The Humble, but Mighty Roth

One of my biggest personal finance regrets and mistakes was not learning about the Roth IRA when it was an option open to me. With traditional IRAs, which are available to anyone at any income level, you’re allowed to contribute in pre-tax earnings (up to $6000 per year, thereby reducing your taxable burden). The funds can be invested and traded, without having to pay taxes. Once you hit 59 ½, you can start withdrawing them but you have to pay income tax on any withdrawals. Roth IRAs are tax optimization machines, and differ from traditional IRAs, in that you contribute after-tax earnings (again, up to $6000/year), but then never pay taxes again. Once you hit 59 ½, you can withdraw the earnings, tax-free. It’s a compounded growth dream.

As the ProPublica article points out, “The late Sen. William Roth Jr., a Delaware Republican, pushed through a law establishing the Roth IRA in 1997 to allow ‘hard-working, middle-class Americans’ to stow money away, tax-free, for retirement.” The whole point of the Roth was that it was expressly not a vehicle for rich people to avoid taxes, and so there were income limits put on contributions to Roth IRAs. As an individual, you can contribute $6000/year into a Roth if you make $125,000 or less per year, and that starts scaling down to $0 allowable once you hit $140,000 in income. Unsurprisingly, that means most tech workers (probably including most software engineers straight out of college) are never eligible to contribute money into a Roth IRA.

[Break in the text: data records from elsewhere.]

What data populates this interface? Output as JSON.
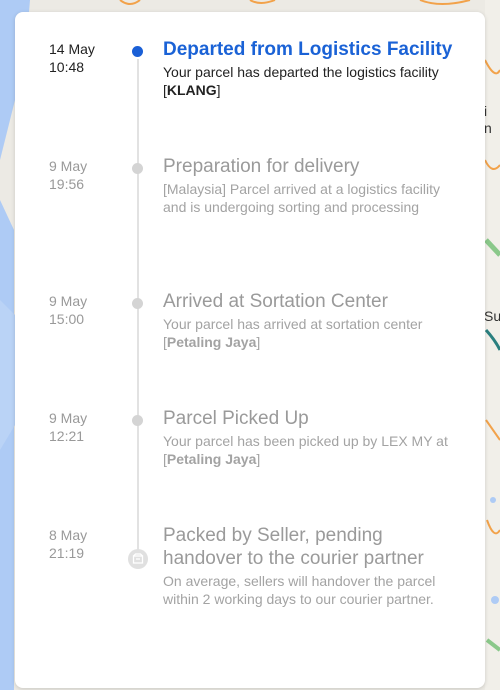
{
  "map": {
    "labels": [
      "i",
      "n",
      "Su"
    ]
  },
  "events": [
    {
      "date": "14 May",
      "time": "10:48",
      "title": "Departed from Logistics Facility",
      "desc_prefix": "Your parcel has departed the logistics facility [",
      "desc_bold": "KLANG",
      "desc_suffix": "]",
      "active": true
    },
    {
      "date": "9 May",
      "time": "19:56",
      "title": "Preparation for delivery",
      "desc": "[Malaysia] Parcel arrived at a logistics facility and is undergoing sorting and processing",
      "active": false
    },
    {
      "date": "9 May",
      "time": "15:00",
      "title": "Arrived at Sortation Center",
      "desc_prefix": "Your parcel has arrived at sortation center [",
      "desc_bold": "Petaling Jaya",
      "desc_suffix": "]",
      "active": false
    },
    {
      "date": "9 May",
      "time": "12:21",
      "title": "Parcel Picked Up",
      "desc_prefix": "Your parcel has been picked up by LEX MY at [",
      "desc_bold": "Petaling Jaya",
      "desc_suffix": "]",
      "active": false
    },
    {
      "date": "8 May",
      "time": "21:19",
      "title": "Packed by Seller, pending handover to the courier partner",
      "desc": "On average, sellers will handover the parcel within 2 working days to our courier partner.",
      "active": false,
      "icon": "package-icon"
    }
  ],
  "colors": {
    "active_blue": "#1a62d6",
    "inactive_gray": "#9a9a9a",
    "dot_gray": "#d4d4d4"
  }
}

And yet, Peter Thiel managed to sock away a whole huge chunk of his PayPal founder stock into a Roth IRA, and turn that into a $5B tax haven that puts Caribbean offshore accounts to shame. How in the hell?

Backing into a Roth IRA

Clearly, the income limits didn’t stop Peter Thiel from getting a bunch of cash into a Roth IRA, so you might ask yourself: how did he manage to fund his Roth? Now, I don’t know much about his lifestyle in the founding days of PayPal, but there are some plausible assumptions to be made about how this probably went down.

The likely scenario, and the one that probably describes how most founders would approach this sort of tax strategy, is that founders simply don’t pay themselves much money. Stock generally gets divvied up between founders at time of incorporation, and if you don’t have VC funding in that first year, there’s a good chance you’re not paying yourself anything. Even after you take venture money, most founders pay themselves pretty aggressively below-market wages. The standard rule of thumb I’ve heard from founders I’ve spoken with is that they pay themselves just enough that they’re not worried about making ends meet, but not a penny more. If you’re young and single, or at least, not supporting a family, that number might be below the $125,000 income limit, even in the Bay Area. That means if founders have a year of low income, perhaps in the middle of their career, they can open up a Roth IRA and contribute in a tax year when they have unusually low income levels.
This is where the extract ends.